Helfershelfer des Kapitals bringen die Arbeiter zum Saufen und Plündern

von JAKOB HESLER

St. Petersburg feiert Geburtstag, und Gamburg, wie Russen die Freie und Hansestadt nennen, feiert mit. Bands führen musikalische Alternativen aus dem heutigen St. Petersburg vor, und das Filmprogramm zeigt, dass die Stadt immer schon für kulturelle Alternativen gut war. Natürlich auch und gerade zu der Zeit, als sie nach dem frisch mumifizierten Bolschewikenführer umbenannt wurde und junge Kinomacher im revolutionären Elan Filmgeschichte schrieben.

Jenseits der Tradition arbeitete jedenfalls die Leningrader „Fabrik des exzentrischen Schauspielers“ (FEKS). Ihre Gründer Grigorij Kozincev und Leonid Trauberg adaptierten erst Gogols Die Heirat fürs Theater, 1926 verfilmten sie dann Der Mantel. Und in der Tat wird hier exzentrisch geschauspielert. Gogols groteske Typen werden ins Groteskeste stilisiert. Akaki Akakijewitsch, der sonderliche St. Petersburger Beamte mit der Mantelobsession, trippelt in unterwürfiger Verkrümmung über die weitläufigen Flure seiner Amtsstube.

Ausleuchtung und Interieurs wirken expressionistisch, aber nicht die Außenaufnahmen, etwa die elegante Umsetzung der witzigen Szene, in der Akaki stolz seinen neuen Mantel spazieren führt und der Schneider ihm nachrennt, um ihn zu bewundern.

Anders als bei Gogol endet Akaki nicht als Gespenst. Dafür beginnt die Verfilmung mit einer erfundenen Episode aus seinen jüngeren Jahren, in der ihn die Leidenschaft für eine Prostituierte in korrupte Machenschaften verwickelt. Narrativ ist das wirr, aber es macht den sexuellen Unterton des Mantelfetischismus samt Schuldkomplex explizit (das Kleidungsstück ist Akaki lieb „wie eine Gefährtin“). Kafka hätte den Film sicher gemocht.

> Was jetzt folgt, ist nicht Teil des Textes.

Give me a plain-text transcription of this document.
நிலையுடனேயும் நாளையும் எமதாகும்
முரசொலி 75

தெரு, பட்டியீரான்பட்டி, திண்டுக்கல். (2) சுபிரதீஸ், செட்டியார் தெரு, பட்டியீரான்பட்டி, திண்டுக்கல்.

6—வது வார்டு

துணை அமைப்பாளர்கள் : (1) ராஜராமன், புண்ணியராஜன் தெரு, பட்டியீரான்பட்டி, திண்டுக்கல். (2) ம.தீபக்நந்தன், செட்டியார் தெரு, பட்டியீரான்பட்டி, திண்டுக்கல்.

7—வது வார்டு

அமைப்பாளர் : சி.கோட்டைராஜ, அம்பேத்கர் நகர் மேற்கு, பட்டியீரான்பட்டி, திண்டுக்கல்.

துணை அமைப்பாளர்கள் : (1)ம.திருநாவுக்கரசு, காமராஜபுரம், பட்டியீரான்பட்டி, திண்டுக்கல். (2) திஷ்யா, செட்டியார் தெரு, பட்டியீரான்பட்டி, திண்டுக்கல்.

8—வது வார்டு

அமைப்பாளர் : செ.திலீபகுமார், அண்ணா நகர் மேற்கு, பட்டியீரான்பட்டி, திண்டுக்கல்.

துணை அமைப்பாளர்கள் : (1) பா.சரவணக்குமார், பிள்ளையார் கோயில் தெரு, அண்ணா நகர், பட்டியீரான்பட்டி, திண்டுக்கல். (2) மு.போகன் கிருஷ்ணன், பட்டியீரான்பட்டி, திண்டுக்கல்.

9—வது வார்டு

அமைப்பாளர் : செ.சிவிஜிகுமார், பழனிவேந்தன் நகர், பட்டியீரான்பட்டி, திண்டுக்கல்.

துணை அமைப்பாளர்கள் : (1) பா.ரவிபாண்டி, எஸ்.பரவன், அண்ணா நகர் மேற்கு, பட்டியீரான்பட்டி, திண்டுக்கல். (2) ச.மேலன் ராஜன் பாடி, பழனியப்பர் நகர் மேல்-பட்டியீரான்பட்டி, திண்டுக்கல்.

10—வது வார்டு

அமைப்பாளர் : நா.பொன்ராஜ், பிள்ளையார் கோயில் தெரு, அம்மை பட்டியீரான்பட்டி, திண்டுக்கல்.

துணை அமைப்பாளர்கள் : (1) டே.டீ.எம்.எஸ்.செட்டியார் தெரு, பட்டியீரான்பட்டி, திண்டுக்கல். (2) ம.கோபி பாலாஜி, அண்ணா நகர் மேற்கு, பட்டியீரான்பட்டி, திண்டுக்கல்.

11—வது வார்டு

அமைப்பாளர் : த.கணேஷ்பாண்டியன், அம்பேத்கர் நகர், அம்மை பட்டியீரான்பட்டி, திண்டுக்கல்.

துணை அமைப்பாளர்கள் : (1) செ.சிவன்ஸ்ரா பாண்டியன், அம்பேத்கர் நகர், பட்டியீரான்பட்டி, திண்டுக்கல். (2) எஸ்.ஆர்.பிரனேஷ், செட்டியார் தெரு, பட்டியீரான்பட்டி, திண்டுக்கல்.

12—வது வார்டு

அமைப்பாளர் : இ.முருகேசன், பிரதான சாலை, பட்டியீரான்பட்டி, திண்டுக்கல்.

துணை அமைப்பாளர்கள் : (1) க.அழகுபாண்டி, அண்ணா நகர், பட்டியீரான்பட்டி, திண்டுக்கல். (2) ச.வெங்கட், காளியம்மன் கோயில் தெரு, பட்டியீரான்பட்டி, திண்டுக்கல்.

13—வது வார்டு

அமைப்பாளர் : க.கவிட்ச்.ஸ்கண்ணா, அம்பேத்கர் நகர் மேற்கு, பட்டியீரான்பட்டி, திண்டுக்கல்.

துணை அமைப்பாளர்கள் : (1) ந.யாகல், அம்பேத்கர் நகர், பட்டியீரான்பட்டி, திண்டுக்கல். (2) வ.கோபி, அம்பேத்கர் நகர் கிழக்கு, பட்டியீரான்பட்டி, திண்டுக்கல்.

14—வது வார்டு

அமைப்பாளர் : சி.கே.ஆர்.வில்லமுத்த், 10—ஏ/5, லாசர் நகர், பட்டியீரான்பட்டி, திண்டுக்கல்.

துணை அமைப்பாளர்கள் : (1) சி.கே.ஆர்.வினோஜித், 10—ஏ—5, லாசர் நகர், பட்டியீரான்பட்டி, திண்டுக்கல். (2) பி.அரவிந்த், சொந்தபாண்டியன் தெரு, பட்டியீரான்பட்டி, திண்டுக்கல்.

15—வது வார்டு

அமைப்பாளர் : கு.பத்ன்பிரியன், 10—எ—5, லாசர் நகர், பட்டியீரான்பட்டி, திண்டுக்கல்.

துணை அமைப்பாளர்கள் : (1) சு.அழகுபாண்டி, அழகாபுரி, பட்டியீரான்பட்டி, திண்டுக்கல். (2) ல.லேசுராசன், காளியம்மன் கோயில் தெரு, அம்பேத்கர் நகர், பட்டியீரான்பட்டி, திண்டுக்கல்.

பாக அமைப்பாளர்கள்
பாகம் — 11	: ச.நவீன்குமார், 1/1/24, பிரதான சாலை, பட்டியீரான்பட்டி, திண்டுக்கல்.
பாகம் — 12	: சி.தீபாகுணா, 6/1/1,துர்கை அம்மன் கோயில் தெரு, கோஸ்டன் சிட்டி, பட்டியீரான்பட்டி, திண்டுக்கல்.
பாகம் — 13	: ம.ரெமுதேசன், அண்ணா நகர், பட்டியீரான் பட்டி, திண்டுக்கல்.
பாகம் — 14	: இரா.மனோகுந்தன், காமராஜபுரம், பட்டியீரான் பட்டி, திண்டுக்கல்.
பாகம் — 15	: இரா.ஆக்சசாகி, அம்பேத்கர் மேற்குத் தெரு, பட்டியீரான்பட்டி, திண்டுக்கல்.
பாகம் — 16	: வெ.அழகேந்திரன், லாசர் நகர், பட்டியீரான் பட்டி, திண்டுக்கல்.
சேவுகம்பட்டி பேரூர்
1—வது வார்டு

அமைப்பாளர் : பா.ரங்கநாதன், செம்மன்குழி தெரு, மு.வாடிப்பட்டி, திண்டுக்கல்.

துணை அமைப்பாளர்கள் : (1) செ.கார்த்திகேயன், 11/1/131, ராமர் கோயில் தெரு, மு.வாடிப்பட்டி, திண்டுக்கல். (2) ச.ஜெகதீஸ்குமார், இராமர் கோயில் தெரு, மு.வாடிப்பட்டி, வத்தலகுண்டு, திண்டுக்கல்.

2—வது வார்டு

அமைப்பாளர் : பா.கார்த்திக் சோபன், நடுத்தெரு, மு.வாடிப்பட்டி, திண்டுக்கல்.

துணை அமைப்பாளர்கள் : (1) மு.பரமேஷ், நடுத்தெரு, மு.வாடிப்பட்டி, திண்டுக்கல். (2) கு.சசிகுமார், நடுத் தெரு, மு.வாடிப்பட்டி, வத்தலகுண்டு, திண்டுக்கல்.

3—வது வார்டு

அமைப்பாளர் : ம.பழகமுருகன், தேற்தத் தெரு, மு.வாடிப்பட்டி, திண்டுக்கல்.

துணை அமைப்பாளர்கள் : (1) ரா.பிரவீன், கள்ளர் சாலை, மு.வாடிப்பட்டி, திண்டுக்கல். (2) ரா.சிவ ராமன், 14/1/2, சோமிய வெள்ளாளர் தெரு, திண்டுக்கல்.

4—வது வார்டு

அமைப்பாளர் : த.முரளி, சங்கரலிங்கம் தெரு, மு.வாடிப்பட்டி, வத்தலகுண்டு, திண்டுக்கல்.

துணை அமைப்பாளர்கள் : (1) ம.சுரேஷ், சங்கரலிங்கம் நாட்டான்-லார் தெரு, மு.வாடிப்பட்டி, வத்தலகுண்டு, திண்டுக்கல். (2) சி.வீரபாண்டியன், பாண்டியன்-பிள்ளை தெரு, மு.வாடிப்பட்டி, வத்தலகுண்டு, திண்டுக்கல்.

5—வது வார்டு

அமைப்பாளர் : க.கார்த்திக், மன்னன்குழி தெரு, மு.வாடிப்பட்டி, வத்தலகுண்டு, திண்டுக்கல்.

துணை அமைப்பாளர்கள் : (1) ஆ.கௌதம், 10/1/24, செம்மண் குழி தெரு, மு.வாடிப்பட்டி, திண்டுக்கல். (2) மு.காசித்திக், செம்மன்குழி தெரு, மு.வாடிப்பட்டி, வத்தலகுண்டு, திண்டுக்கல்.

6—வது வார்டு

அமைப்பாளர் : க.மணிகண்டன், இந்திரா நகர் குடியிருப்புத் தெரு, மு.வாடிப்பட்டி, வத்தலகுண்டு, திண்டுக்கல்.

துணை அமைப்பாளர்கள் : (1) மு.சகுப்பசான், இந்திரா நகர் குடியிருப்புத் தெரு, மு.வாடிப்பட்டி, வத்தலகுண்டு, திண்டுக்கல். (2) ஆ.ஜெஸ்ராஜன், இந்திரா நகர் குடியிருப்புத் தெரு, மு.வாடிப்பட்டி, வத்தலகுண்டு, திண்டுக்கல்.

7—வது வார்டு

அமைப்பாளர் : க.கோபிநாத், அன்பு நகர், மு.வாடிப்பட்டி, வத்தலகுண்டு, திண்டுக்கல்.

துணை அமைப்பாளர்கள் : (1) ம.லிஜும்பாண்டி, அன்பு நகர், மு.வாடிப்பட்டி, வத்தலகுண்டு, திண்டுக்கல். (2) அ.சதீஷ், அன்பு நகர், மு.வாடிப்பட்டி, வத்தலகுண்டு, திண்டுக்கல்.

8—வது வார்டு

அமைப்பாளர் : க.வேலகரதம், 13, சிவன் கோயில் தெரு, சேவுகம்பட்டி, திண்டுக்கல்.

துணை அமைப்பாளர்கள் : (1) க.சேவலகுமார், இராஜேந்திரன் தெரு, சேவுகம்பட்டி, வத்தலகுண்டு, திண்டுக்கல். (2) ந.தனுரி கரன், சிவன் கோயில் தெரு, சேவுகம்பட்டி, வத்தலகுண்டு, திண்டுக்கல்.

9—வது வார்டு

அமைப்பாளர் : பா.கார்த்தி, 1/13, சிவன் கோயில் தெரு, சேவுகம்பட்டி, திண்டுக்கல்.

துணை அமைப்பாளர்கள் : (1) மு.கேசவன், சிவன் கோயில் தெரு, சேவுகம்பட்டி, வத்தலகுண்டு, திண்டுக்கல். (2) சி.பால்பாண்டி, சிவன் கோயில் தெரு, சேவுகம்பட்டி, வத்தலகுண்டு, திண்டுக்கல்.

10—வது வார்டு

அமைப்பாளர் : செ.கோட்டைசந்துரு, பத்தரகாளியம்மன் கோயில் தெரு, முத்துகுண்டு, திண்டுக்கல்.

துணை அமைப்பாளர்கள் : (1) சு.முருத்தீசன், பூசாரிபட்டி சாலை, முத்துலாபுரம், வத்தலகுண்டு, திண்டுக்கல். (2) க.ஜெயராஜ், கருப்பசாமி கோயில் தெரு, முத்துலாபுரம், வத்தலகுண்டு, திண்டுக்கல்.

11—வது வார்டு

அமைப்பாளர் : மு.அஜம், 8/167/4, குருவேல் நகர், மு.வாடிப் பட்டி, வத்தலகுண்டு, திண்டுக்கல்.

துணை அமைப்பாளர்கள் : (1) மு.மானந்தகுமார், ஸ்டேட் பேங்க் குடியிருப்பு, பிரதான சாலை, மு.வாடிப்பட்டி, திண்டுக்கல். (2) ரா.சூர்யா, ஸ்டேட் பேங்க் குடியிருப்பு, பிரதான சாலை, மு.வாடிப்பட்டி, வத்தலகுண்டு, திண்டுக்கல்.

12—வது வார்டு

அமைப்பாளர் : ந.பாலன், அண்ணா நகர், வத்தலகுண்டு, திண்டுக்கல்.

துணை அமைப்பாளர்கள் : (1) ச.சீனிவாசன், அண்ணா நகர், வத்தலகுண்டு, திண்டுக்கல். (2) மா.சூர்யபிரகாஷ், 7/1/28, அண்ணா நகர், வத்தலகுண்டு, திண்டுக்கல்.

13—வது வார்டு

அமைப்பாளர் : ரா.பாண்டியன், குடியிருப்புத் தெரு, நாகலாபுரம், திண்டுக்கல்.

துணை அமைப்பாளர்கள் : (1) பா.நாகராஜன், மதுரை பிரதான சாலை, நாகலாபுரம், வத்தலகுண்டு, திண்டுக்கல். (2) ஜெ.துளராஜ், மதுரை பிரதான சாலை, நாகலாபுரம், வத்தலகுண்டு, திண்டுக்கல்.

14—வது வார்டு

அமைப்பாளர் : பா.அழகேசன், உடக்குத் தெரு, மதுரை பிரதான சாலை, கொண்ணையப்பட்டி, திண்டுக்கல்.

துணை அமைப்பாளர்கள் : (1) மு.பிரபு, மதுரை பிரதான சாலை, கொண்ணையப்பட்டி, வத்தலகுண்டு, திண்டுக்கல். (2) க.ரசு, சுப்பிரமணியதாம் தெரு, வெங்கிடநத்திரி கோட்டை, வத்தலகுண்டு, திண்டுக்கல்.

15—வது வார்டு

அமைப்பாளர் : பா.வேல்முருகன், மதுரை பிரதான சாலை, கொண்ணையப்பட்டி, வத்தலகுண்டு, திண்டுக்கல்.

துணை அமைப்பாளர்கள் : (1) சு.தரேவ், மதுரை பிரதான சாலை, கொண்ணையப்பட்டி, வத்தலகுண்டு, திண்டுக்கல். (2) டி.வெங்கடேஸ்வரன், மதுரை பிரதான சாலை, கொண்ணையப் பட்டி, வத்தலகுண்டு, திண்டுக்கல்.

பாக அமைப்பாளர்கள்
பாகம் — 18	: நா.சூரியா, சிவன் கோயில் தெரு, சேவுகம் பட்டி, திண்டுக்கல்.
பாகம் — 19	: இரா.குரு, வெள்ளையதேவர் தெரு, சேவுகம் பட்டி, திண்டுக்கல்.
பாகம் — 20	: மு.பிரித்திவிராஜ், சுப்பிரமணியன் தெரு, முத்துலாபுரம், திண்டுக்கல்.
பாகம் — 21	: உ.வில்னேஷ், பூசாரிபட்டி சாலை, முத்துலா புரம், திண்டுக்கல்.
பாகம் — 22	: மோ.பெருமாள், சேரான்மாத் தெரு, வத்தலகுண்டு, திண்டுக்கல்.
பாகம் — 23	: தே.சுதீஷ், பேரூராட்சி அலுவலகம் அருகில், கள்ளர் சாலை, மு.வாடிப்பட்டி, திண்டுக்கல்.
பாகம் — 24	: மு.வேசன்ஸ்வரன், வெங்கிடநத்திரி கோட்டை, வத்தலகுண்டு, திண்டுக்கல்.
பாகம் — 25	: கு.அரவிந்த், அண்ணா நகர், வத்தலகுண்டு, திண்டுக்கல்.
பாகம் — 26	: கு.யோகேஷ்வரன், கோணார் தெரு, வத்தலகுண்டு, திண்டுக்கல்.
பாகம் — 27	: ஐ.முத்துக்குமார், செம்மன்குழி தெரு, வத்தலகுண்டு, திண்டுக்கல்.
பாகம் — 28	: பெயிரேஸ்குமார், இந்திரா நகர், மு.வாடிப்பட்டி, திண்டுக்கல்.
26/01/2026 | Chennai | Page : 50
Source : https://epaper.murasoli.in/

Auch Sergej Eisenstein begann mit Theaterarbeiten im FEKS-Umfeld. Dabei entwickelte er seine Theorie einer „Montage der Attraktionen“: Die Kombination von Gegensätzlichem soll einen dialektischen Lernprozess auslösen. Geeigneter als das Theater ist dafür das technische Medium Film, zu dem Eisenstein auch bald wechselte. Hier konnte er den eigentlichen Zweck der Kunst verfolgen, für ihn: „die Psyche der Zuschauer pflügen wie ein Traktor“. In dieser Metaphorik steckt eine Wahrheit, denn Kunst will ja nicht nur zum berüchtigten Selbst-Denken anregen, sondern verlangt auch die Unterwerfung unter ihre ästhetischen Vorgaben.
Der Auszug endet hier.